Most finance decks for management follow a similar shape. Having this structure in mind makes it much easier to ask Gemini for the right content, slide by slide.
1
Headline summary slide
One slide stating the overall result for the period in plain language — the single message you want the room to remember.
2
Key metrics overview
A small set of headline figures — revenue, margin, costs, cash — shown together with comparisons to budget or prior period.
3
Variance detail slides
One slide per significant variance, each with its own chart, headline takeaway and a short explanation of the driver.
4
Outlook or forecast slide
A brief look ahead — how the current trend is expected to affect the rest of the period, based on figures you provide.
5
Appendix with supporting detail
Detailed tables and breakdowns moved out of the main flow, available if questions come up but not cluttering the core narrative.
Note: Gemini can help draft the text for each of these slides, but the underlying charts and tables should be built from your own data in Sheets, then placed onto the slide alongside the wording Gemini helps you write.
These prompts help generate the wording for individual slides once you know which figures and charts each one will contain.
Prompt 1 — Draft a slide title and takeaway from figures
Act as a finance business partner preparing a slide for a management presentation.
Here are the figures for this slide: [Describe the figures — e.g. "Revenue: £2.4m actual vs £2.2m budget for Q3; prior quarter was £2.1m"]
Provide:
- A slide title (under 12 words) that states the headline message in plain language
- One key takeaway sentence explaining what this means
- Two to three speaker note bullet points expanding on the takeaway, using only the figures provided
Do not add any figures, comparisons or explanations beyond what I have given you.
Prompt 2 — Draft a variance slide narrative
Act as a finance business partner preparing a variance slide for a management presentation.
Metric: [e.g. "Marketing spend"]
Actual: [Amount]
Budget: [Amount]
Variance: [Amount and percentage]
Known driver: [Describe the business reason, if known — e.g. "Brought forward a campaign originally planned for Q4"]
Provide a slide title and a 2-3 sentence narrative that states the variance, its size, and the driver if one is provided. If no driver is given, the narrative should state that the cause is under review rather than guessing.

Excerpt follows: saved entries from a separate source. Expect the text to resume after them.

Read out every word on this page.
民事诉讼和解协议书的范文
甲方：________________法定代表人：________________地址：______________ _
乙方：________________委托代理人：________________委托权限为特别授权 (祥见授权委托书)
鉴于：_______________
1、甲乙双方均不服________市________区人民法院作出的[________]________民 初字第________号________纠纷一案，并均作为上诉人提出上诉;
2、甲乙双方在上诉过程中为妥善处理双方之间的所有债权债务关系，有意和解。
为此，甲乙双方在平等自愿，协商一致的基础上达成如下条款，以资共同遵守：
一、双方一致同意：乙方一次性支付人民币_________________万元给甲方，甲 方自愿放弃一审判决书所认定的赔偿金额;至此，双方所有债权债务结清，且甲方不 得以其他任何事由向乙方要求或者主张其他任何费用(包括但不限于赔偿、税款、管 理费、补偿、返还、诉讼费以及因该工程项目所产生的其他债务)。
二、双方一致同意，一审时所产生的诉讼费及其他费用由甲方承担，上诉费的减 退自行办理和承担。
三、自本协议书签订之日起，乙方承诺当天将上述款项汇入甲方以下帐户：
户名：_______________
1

Give Gemini the figures, not the charts
Describe the numbers in text rather than uploading a chart image — Gemini works more reliably with figures you state explicitly.
Check every figure against your source data
Before a draft slide goes anywhere near a real meeting, confirm every number in the title, takeaway and notes matches your underlying spreadsheet.
Keep titles to one message each
If a draft title tries to say two things at once, ask Gemini to split it into a title and a separate takeaway sentence instead.
Important: Never present a Gemini-drafted slide without checking its figures against your source spreadsheet. A confident-sounding headline is only useful if the numbers behind it are correct.